ENOS Phosphorylation Under Flow-Mediated Shear Stress: Effects of Flow Pattern and Ambient Oxygen Concentration

Abstract

Vascular endothelial cells (EC) are continuously exposed to flow-mediated shear stress, a friction force generated by flowing blood, which is increased during aerobic exercise. The flow-mediated shear stress is the most important physiological stimulus for the formation of nitric oxide (NO) via activation of endothelial nitric oxide synthase (eNOS). It has been demonstrated that flow-mediated shear stress modulates vascular structure and function, and is a major determinant for vascular remodeling and arterial tone, which depends primarily on NO produced by EC in response to shear stress. NO plays many essential roles including vessel relaxation, inhibition of apoptosis, and anti-inflammation. However, effects of flow patterns and ambient oxygen concentration on the eNOS activation and NO production are largely unknown.

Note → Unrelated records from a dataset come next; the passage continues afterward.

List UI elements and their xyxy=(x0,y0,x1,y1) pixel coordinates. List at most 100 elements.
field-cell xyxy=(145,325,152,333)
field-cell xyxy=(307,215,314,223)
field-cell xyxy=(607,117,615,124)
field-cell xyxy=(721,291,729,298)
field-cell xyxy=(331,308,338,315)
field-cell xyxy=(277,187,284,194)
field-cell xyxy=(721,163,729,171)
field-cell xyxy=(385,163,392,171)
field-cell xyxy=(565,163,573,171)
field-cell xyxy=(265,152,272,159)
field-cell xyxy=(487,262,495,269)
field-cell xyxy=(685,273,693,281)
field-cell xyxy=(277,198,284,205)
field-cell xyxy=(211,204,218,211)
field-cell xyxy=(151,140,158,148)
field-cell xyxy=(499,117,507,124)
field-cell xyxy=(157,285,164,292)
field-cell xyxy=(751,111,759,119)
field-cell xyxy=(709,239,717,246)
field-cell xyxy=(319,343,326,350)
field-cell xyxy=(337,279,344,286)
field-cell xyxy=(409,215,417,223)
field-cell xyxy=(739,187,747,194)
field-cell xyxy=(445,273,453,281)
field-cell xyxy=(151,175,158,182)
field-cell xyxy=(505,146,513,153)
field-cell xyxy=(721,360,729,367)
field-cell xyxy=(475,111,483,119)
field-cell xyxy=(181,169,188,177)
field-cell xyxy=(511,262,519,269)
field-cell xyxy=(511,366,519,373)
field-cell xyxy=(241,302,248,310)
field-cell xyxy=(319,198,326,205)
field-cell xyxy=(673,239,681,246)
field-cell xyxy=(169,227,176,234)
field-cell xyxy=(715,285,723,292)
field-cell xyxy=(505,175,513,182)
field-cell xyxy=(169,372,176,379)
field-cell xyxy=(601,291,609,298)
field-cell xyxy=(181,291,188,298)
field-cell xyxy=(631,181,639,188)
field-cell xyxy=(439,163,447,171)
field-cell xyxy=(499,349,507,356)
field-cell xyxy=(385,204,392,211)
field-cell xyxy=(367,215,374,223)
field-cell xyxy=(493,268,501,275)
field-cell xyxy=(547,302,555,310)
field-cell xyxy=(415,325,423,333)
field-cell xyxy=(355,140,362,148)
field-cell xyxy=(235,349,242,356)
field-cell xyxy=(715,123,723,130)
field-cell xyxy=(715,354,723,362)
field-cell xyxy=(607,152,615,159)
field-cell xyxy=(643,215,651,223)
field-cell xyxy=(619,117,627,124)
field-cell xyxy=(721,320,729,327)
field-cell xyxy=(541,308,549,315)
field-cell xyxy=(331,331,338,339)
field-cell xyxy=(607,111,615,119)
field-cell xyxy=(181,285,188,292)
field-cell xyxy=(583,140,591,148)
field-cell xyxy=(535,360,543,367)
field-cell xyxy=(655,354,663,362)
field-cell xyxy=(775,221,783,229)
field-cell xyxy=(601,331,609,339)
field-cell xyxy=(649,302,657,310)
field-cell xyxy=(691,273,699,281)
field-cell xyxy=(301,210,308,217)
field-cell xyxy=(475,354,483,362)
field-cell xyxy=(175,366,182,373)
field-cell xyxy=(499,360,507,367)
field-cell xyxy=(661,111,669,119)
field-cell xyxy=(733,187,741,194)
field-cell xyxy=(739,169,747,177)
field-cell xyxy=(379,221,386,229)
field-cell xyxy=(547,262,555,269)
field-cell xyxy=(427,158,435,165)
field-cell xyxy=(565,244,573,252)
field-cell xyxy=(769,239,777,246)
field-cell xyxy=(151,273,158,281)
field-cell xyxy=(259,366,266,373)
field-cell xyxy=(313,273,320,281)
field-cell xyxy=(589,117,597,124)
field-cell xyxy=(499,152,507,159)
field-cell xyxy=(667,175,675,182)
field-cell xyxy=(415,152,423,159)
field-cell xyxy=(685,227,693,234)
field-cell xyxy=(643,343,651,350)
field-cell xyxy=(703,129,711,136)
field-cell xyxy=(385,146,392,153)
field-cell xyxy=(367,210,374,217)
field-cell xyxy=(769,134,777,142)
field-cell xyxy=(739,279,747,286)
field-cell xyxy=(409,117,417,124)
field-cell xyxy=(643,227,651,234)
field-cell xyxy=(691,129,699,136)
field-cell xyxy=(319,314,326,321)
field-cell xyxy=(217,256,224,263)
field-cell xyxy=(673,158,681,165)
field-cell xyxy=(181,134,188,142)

PURPOSE: To determine the effects of flow patterns (low and high) and ambient oxygen concentration (5%, 10% and 20% O2) on eNOS activation and NO production in human umbilical vein endothelial cells (HUVECs). METHODS: HUVECs were grown in M199 supplemented with 20% FBS, Endothelial Cell Growth Supplement, Heparin, P/S and Fungizone. At 100% confluency, HUVECs were subjected to physiological level of low (l-flow) or high (h-flow) shear stress (5 or 20 dyne/cm2) using a cone-and-plate shear apparatus under 21% O2 (atmospheric oxygen), 10% O2 (arterial blood level), or 5% O2 (venous blood level). Protein samples were analyzed by western blotting. RESULTS: The morphology of HUVECs was not different among the ECs grown under different oxygen concentrations. However, the growth rate was slightly higher at 10% O2 at low confluency (< 30%) while it was similar at high confluency (60-100%). During 5-60 mins of h-flow, eNOS phosphorylation at the Ser633 residue was similar. However, under 24 hrs of h-flow, the levels of eNOS phosphorylation at both Ser1177 and Ser633 were 2-3 fold higher in 10% O2 compared to that of 21% O2. NO production level was also significantly higher in 10% O2 than in 21% O2 under 24 hrs of h-flow. CONCLUSION: Physiological level of h-flow under 10% O2 increases eNOS phosphorylation and NO production greater than that of under 21% O2 in human endothelial cells. The present study may provide a better in vitro model for the area of vascular mechanotransduction research.